The rotor itself must withstand the same forces. A 1 kg ring spinning at 1000 g exerts 1 ton of outward pull. Aluminum and titanium alloys are common rotor materials, designed with finite-element analysis to keep peak stress below the fatigue limit. Centrifuge accidents involving rotor failure can release fragments at lethal velocities — manufacturers publish strict service-life limits.
To convert RPM to g-force quickly, use rcf ≈ 1.118 × 10⁻⁵ × r(cm) × RPM². A 10,000 RPM, 10 cm rotor gives rcf ≈ 1.118 × 10⁻⁵ × 10 × 10⁸ = 11,180 g.
Common centripetal force mistakes
The first is the diameter/radius confusion already mentioned. The second is forgetting unit conversions — speeds in km/h must become m/s (divide by 3.6) before plugging in. The third is assuming centripetal force changes an object's speed; it does not. F_c is perpendicular to velocity, so it changes only direction, never magnitude. A speeding car decelerating around a curve has a tangential force separate from the inward centripetal one.

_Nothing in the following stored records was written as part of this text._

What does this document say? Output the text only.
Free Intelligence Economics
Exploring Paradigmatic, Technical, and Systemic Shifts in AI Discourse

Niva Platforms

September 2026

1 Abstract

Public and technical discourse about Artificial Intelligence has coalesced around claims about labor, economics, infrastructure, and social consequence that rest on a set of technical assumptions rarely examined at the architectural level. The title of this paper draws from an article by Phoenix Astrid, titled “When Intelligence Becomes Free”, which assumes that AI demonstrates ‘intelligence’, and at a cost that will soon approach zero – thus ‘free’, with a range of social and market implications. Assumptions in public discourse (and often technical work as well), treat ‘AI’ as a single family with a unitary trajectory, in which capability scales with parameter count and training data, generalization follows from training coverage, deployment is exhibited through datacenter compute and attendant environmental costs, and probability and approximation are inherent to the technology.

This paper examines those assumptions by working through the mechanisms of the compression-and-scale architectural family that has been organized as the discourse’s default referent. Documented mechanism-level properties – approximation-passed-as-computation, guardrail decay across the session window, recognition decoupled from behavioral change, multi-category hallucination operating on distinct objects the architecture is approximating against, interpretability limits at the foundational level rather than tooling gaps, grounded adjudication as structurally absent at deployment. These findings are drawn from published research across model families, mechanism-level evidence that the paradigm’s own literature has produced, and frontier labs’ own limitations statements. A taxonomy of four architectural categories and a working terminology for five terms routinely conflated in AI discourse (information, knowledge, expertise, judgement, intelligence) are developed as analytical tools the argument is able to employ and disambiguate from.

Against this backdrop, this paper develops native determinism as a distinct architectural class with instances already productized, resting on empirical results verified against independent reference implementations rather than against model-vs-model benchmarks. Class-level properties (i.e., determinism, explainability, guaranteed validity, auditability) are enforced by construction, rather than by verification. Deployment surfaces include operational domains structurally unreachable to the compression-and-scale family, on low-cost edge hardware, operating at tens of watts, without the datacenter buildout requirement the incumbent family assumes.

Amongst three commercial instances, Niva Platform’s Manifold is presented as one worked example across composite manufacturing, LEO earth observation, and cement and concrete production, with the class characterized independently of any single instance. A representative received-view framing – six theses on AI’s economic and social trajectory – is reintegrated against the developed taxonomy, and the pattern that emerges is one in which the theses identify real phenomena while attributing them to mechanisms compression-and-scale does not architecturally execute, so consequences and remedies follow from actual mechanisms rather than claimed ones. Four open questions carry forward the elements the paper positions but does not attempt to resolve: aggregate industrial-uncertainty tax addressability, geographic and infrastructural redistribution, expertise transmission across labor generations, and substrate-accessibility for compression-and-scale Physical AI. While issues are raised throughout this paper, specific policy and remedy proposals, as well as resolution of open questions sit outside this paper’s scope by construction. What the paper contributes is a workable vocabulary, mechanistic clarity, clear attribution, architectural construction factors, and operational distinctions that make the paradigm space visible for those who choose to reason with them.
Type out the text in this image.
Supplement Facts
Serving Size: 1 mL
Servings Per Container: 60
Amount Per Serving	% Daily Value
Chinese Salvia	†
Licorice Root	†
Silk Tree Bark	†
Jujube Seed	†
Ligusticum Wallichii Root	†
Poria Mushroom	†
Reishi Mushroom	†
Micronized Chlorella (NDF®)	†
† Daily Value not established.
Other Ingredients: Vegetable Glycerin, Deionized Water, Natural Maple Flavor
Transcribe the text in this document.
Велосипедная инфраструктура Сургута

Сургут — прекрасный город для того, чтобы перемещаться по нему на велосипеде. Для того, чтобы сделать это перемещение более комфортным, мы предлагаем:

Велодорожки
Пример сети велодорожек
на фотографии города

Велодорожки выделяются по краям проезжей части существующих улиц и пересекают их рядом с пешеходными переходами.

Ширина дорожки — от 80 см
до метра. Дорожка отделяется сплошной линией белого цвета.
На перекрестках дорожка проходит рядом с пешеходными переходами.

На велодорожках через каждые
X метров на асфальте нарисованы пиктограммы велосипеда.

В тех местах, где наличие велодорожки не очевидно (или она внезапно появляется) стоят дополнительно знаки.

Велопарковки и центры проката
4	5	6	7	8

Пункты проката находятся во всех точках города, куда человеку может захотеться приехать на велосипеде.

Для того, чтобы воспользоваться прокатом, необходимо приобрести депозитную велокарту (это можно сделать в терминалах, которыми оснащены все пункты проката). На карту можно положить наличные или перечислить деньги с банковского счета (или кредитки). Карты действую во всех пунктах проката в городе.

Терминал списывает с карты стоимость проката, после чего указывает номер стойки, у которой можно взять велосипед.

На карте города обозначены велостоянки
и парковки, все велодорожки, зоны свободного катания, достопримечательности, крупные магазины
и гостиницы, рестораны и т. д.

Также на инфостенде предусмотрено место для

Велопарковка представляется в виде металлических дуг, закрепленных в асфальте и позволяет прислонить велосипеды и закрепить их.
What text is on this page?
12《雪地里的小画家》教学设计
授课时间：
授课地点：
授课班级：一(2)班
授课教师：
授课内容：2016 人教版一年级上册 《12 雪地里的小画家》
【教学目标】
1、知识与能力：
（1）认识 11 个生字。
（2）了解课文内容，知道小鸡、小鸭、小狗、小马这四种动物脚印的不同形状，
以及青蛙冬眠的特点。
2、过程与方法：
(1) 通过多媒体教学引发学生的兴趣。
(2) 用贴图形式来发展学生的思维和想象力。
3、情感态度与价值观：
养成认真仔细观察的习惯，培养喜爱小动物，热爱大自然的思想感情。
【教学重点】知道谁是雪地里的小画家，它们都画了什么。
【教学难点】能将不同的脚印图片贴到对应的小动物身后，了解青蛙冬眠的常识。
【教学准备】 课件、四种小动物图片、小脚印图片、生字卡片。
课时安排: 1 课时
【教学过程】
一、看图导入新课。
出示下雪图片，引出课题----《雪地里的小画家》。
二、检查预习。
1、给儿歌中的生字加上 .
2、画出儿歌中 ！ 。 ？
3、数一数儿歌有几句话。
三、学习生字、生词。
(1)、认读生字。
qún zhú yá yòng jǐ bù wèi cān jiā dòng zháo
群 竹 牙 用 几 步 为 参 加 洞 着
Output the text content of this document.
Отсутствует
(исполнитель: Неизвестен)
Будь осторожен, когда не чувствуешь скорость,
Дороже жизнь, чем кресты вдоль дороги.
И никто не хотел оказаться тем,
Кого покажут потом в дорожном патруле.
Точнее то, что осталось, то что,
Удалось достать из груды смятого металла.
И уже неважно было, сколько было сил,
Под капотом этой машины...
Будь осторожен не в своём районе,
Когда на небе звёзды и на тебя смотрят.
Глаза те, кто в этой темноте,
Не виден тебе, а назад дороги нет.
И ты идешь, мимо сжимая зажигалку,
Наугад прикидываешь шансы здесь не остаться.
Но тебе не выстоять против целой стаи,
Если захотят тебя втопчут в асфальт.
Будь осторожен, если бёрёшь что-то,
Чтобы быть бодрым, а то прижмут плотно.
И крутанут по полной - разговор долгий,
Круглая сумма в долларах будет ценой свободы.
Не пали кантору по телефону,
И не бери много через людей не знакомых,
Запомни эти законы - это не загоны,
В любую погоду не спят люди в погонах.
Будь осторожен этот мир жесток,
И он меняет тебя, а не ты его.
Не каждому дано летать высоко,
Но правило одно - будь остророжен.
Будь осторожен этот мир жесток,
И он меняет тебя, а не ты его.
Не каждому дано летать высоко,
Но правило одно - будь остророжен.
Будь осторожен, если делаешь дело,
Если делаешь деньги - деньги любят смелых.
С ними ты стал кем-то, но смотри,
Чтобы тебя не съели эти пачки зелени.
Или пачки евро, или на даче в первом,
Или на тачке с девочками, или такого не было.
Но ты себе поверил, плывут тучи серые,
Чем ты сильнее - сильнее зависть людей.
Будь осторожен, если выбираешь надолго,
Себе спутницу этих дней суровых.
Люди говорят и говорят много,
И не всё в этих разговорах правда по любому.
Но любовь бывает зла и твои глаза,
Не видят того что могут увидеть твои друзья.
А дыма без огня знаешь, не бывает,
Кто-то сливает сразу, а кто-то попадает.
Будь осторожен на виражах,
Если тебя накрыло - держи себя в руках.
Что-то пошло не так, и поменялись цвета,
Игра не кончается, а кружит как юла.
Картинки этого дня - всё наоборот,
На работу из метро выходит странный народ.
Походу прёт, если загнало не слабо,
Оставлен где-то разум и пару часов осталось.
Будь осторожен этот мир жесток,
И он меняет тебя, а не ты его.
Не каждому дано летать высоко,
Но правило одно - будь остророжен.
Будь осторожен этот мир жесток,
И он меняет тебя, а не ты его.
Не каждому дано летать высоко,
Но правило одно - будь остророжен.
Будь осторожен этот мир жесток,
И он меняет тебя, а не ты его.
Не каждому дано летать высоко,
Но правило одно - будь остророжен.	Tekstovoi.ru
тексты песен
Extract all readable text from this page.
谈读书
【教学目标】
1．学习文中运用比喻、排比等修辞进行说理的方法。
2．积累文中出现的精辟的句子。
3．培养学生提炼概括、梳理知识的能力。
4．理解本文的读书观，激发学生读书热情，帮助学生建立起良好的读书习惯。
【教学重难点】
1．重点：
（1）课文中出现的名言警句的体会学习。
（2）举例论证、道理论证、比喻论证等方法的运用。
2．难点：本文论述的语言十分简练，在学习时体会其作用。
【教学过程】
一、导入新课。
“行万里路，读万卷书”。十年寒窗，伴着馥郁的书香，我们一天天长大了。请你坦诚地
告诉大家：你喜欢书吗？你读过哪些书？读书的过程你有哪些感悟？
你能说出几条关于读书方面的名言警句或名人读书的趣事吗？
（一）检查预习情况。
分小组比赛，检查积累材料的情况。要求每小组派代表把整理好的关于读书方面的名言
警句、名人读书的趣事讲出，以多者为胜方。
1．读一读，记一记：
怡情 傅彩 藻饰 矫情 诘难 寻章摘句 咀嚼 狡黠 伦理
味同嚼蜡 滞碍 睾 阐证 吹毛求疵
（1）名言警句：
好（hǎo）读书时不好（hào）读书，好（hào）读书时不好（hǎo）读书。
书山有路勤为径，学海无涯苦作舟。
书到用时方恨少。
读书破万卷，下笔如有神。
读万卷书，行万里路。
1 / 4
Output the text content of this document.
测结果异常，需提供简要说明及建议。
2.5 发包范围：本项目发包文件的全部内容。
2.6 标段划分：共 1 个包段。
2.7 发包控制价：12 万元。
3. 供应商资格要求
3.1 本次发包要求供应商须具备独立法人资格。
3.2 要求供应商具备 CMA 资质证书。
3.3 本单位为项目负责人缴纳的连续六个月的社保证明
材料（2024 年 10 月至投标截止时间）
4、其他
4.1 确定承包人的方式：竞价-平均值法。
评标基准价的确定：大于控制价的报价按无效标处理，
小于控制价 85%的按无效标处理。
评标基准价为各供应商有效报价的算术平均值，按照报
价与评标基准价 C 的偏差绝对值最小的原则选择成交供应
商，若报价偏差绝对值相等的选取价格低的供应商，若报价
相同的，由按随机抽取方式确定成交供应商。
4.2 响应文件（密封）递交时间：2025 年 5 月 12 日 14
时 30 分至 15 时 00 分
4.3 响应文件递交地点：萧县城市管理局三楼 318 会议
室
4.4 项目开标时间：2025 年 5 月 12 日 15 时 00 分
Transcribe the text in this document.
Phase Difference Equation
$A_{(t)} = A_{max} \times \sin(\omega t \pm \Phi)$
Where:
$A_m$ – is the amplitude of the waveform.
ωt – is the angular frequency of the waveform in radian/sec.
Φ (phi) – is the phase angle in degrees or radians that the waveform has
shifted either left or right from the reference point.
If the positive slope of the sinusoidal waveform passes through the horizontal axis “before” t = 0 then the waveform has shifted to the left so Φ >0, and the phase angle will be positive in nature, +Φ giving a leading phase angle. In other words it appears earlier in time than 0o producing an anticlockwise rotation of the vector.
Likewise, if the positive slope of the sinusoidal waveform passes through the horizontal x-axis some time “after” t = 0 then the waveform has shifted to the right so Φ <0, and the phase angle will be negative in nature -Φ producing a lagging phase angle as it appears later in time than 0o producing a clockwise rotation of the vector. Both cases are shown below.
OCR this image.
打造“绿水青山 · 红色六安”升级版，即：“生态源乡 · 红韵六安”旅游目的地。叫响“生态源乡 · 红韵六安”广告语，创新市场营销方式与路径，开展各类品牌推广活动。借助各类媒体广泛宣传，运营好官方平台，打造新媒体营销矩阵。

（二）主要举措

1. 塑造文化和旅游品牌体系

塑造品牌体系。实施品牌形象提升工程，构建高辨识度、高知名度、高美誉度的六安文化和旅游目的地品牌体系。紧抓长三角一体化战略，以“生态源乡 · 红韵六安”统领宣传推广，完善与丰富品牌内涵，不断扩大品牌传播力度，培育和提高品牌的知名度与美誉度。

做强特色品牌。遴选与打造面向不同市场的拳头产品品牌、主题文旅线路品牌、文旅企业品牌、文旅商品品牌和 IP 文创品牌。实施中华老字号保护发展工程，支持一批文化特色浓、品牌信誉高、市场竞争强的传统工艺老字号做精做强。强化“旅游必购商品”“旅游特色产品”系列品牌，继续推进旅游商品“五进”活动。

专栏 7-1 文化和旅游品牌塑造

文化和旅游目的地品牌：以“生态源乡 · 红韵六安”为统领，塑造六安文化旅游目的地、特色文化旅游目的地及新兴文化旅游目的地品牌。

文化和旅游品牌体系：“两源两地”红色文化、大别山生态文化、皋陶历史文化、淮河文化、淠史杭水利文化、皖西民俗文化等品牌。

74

A fourth mistake is treating "felt" centrifugal force as real outward acceleration. Passengers on a curving car feel pushed outward, but the pavement and tires are actually pulling the car inward, and the passenger's body simply resists by inertia. The feeling is a pseudo-force in the car's rotating frame, not a real force in the ground frame.